One of my colleagues and I recently had trouble getting some emails to each other. We all get an occasional "bounce-back," but why this episode was so chilling was that neither of us got any such notices. Yet we weren't receiving the emails, either. That got me to thinking about how many other lost emails there are floating around in cyberspace, never to reach their intended destinations. How many big business deals (or, for that matter, affairs of the heart!) never went anywhere because an email or two fell through the cracks without the other party knowing about it?
My prediction is that one of the biggest innovations yet to hit the scene will be something that addresses what's left of the "Wild West" aspect of the Internet. There is an untamed, unpredictable lawlessness about the Internet that we continue to live with and operate our enterprises by.
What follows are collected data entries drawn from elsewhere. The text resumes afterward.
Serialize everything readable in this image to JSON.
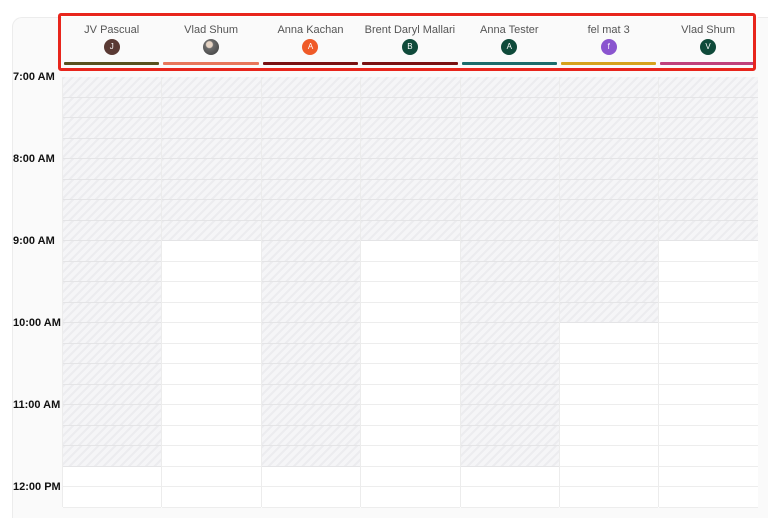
{
  "time_labels": [
    "7:00 AM",
    "8:00 AM",
    "9:00 AM",
    "10:00 AM",
    "11:00 AM",
    "12:00 PM"
  ],
  "columns": [
    {
      "name": "JV Pascual",
      "initial": "J",
      "avatar_color": "#5a3a34",
      "bar_color": "#59501e",
      "blocked_until_slot": 19
    },
    {
      "name": "Vlad Shum",
      "initial": "",
      "avatar_color": "photo",
      "bar_color": "#e8755a",
      "blocked_until_slot": 8
    },
    {
      "name": "Anna Kachan",
      "initial": "A",
      "avatar_color": "#ef5a28",
      "bar_color": "#7a1112",
      "blocked_until_slot": 19
    },
    {
      "name": "Brent Daryl Mallari",
      "initial": "B",
      "avatar_color": "#0f4a3a",
      "bar_color": "#7a1112",
      "blocked_until_slot": 8
    },
    {
      "name": "Anna Tester",
      "initial": "A",
      "avatar_color": "#0f4a3a",
      "bar_color": "#1b6b6b",
      "blocked_until_slot": 19
    },
    {
      "name": "fel mat 3",
      "initial": "f",
      "avatar_color": "#8a55cf",
      "bar_color": "#d6a21c",
      "blocked_until_slot": 12
    },
    {
      "name": "Vlad Shum",
      "initial": "V",
      "avatar_color": "#0f4a3a",
      "bar_color": "#c0407a",
      "blocked_until_slot": 8
    }
  ]
}
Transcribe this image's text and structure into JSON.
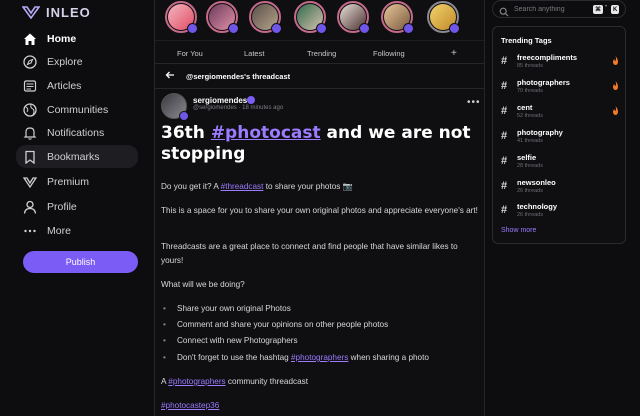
{
  "brand": {
    "logo_text": "INLEO",
    "accent": "#7b5cf5"
  },
  "nav": [
    {
      "label": "Home",
      "icon": "home-icon"
    },
    {
      "label": "Explore",
      "icon": "compass-icon"
    },
    {
      "label": "Articles",
      "icon": "article-icon"
    },
    {
      "label": "Communities",
      "icon": "globe-icon"
    },
    {
      "label": "Notifications",
      "icon": "bell-icon"
    },
    {
      "label": "Bookmarks",
      "icon": "bookmark-icon"
    },
    {
      "label": "Premium",
      "icon": "premium-icon"
    },
    {
      "label": "Profile",
      "icon": "user-icon"
    },
    {
      "label": "More",
      "icon": "more-icon"
    }
  ],
  "publish_label": "Publish",
  "feed_tabs": [
    "For You",
    "Latest",
    "Trending",
    "Following",
    "+"
  ],
  "thread_header": "@sergiomendes's threadcast",
  "post": {
    "author": "sergiomendes",
    "handle": "@sergiomendes",
    "time": "18 minutes ago",
    "title_before": "36th ",
    "title_link": "#photocast",
    "title_after": " and we are not stopping",
    "p1_before": "Do you get it? A ",
    "p1_link": "#threadcast",
    "p1_after": " to share your photos 📷",
    "p2": "This is a space for you to share your own original photos and appreciate everyone's art!",
    "p3": "Threadcasts are a great place to connect and find people that have similar likes to yours!",
    "p4": "What will we be doing?",
    "bullets": [
      "Share your own original Photos",
      "Comment and share your opinions on other people photos",
      "Connect with new Photographers"
    ],
    "bullet4_before": "Don't forget to use the hashtag ",
    "bullet4_link": "#photographers",
    "bullet4_after": " when sharing a photo",
    "p5_before": "A ",
    "p5_link": "#photographers",
    "p5_after": " community threadcast",
    "footer_tag": "#photocastep36"
  },
  "search": {
    "placeholder": "Search anything",
    "shortcut_1": "⌘",
    "shortcut_2": "K"
  },
  "trending": {
    "title": "Trending Tags",
    "tags": [
      {
        "name": "freecompliments",
        "count": "85 threads",
        "hot": true
      },
      {
        "name": "photographers",
        "count": "70 threads",
        "hot": true
      },
      {
        "name": "cent",
        "count": "52 threads",
        "hot": true
      },
      {
        "name": "photography",
        "count": "41 threads",
        "hot": false
      },
      {
        "name": "selfie",
        "count": "28 threads",
        "hot": false
      },
      {
        "name": "newsonleo",
        "count": "26 threads",
        "hot": false
      },
      {
        "name": "technology",
        "count": "26 threads",
        "hot": false
      }
    ],
    "show_more": "Show more"
  }
}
Recall that the Internet has existed for more than 45 years now. It dates back to the 1960s and was meant as a means of communications should telephony, telegraph, and print mail all be knocked out during a nuclear war. As the Cold War thawed, academics began using it as a fun way to communicate with each other. Everyone knows the story from there.
I think the time has come for a Consumer Electronics Show to unveil a new kind of Internet. One that's based less on a 1960s Cold War technology and more on communications realities of the modern day. I know that our partners in the retail, financial services, and healthcare industries would take to a newer kind of network if doing so could make their customers more secure.
To be sure, the rocket scientists (and indeed, many of them were) who first developed the Internet as a military tool in the '60s could have never imagined that a teenager sitting in his bedroom in Russia with a basic Internet account could hack into the data systems of some of the world's largest and savviest retailers. The expectations for the Internet have grown a lot in the past 45 years.
It's time for us to collectively pool our micro-disruptions with it and come up with a better version.